In deze zaak heeft de voorzieningenrechter van de Rechtbank Den Haag op 27 juni 2023 uitspraak gedaan in een verzoek om een voorlopige voorziening. Verzoeker, die in Nederland asiel heeft aangevraagd, heeft bezwaar gemaakt tegen de voorgenomen overdracht aan Oostenrijk, gepland op 26 juni 2023. Hij verzocht de voorzieningenrechter om een voorlopige voorziening om deze overdracht te voorkomen. De voorzieningenrechter heeft op basis van artikel 8:83 van de Algemene wet bestuursrecht (Awb) uitspraak gedaan zonder zitting, gezien de spoedeisendheid van de situatie.

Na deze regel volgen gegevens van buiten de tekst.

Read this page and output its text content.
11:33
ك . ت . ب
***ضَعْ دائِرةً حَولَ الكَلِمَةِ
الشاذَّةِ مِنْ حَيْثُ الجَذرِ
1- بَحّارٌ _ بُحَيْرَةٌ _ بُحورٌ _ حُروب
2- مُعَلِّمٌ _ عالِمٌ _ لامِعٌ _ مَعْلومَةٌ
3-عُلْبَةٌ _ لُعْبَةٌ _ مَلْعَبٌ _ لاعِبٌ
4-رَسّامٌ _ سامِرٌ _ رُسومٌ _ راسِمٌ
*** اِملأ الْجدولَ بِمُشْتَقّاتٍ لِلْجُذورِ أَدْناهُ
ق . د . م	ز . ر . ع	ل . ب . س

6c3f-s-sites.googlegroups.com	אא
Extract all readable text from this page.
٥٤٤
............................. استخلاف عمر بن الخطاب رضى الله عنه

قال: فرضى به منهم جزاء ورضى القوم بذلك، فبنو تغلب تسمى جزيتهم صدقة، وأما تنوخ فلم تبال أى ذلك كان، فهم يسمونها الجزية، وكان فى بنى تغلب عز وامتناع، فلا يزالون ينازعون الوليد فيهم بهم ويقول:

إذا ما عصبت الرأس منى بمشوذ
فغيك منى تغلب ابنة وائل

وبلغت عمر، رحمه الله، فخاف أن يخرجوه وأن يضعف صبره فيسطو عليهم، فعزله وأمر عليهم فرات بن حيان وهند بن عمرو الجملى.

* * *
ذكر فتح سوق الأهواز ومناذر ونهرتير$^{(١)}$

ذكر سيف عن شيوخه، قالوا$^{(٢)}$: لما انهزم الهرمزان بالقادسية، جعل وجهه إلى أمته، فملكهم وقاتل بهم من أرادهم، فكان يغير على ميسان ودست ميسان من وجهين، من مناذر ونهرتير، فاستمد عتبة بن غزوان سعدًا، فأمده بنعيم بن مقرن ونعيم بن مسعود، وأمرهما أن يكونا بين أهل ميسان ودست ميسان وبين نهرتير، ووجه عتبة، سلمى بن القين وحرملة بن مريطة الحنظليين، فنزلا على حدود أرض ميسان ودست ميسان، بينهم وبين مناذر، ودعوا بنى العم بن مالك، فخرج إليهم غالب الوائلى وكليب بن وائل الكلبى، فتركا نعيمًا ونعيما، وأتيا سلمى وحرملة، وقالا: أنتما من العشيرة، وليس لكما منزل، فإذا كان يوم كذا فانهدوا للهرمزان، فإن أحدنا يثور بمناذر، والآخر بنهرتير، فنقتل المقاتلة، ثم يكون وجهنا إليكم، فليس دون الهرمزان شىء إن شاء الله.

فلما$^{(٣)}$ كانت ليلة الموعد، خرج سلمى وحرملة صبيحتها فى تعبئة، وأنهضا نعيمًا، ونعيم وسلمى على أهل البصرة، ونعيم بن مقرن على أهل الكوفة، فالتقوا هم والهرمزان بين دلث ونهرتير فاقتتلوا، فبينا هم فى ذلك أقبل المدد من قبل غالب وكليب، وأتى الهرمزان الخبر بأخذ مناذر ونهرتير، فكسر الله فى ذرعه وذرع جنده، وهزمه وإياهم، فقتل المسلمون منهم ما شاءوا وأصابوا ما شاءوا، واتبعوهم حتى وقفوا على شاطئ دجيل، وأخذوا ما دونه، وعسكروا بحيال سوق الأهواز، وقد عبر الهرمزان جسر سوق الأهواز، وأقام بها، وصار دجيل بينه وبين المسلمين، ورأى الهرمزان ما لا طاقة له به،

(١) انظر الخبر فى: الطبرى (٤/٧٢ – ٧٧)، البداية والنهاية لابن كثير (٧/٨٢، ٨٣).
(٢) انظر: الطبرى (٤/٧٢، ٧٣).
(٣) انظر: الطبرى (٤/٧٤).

De voorzieningenrechter heeft vastgesteld dat verzoeker vrijstelling van griffierecht is verleend, gezien zijn financiële situatie. Vervolgens heeft de rechter overwogen dat de mogelijkheid tot bezwaar tegen de feitelijke overdracht beperkt is en dat verzoeker nieuwe feiten of omstandigheden moet aanvoeren om zijn bezwaar te onderbouwen. Verzoeker heeft aangevoerd dat er in Oostenrijk risico's zijn voor asielzoekers, maar de voorzieningenrechter oordeelt dat deze stellingen niet voldoende onderbouwd zijn. Bovendien is eerder vastgesteld dat Oostenrijk zijn verdragsverplichtingen nakomt.
De voorzieningenrechter heeft geconcludeerd dat er geen nieuwe feiten zijn die de rechtmatigheid van de overdracht in twijfel trekken. Het verzoek om voorlopige voorziening is afgewezen, en er is geen aanleiding voor een proceskostenveroordeling. De uitspraak is bekendgemaakt op 23 juni 2023, en tegen deze uitspraak staat geen hoger beroep open.